Dans cet horizon conceptuel complexe, l’artiste se prête à des jeux sériels variés de déplacements de signifiants, relevés dans un champ de références culturelles hybrides. Le célèbre Oiseau dans l’espace (1923) de Constantin Brancusi se fait ainsi remarquer dans un décor de Star Wars, avant d’être transformé en « sculpture portée » dans un sac de sport (Brancusi Sportbag, 2015) ou imprimé, dans l’aplatissement exact de ses mesures, entre les pages d’un livre (Backswing pour Birdie, 2017). Dernière-née de cette série, l’œuvre Final Boundaries a pris corps dans un compte Instagram inhabituel, conçu comme un espace muséal intermédiaire. Au guichet virtuel, la visite n’est autorisée par l’artiste qu’à un seul abonné à la fois, à rebours des logiques normatives d’audience de la plateforme, afin de proposer une expérience unique et délocalisée de réception de chacune de ses expositions.

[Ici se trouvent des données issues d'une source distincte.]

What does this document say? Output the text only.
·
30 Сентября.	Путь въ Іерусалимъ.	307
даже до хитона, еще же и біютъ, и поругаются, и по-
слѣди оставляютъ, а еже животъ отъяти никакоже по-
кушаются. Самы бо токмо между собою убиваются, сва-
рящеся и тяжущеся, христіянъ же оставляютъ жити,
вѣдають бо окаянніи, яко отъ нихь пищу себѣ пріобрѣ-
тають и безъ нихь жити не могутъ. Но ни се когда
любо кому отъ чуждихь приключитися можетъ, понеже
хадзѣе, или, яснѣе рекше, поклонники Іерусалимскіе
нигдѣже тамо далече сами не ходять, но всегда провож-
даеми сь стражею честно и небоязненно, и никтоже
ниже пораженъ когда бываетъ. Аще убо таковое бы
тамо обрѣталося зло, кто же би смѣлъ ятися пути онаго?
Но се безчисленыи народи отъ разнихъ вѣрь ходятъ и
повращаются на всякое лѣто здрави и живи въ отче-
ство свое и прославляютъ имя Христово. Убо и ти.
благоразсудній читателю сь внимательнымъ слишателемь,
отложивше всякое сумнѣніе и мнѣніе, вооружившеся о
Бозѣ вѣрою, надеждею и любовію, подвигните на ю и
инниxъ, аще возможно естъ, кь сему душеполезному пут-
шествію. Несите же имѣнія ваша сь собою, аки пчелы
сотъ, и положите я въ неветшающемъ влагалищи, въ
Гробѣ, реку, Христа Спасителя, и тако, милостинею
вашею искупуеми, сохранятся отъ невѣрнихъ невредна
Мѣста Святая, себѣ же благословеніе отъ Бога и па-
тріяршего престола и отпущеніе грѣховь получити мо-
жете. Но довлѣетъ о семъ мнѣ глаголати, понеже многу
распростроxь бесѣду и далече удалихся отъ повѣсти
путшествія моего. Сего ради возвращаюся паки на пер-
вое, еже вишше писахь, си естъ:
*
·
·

Alexis Chrun travaille également ces déplacements dans les champs prosaïques de nos environnements quotidiens. Créés pour la collection de multiples d’Artaïs, les dix papiers comptables de Billet vert (2020), marqués d’un dessin unique et glissés dans des posters poinçonnés, se jouent de notre système monétaire, tandis qu’un agenda s’amuse de nos exigences de productivité par un emploi du temps consacré chaque jour à une seule tâche : dormir.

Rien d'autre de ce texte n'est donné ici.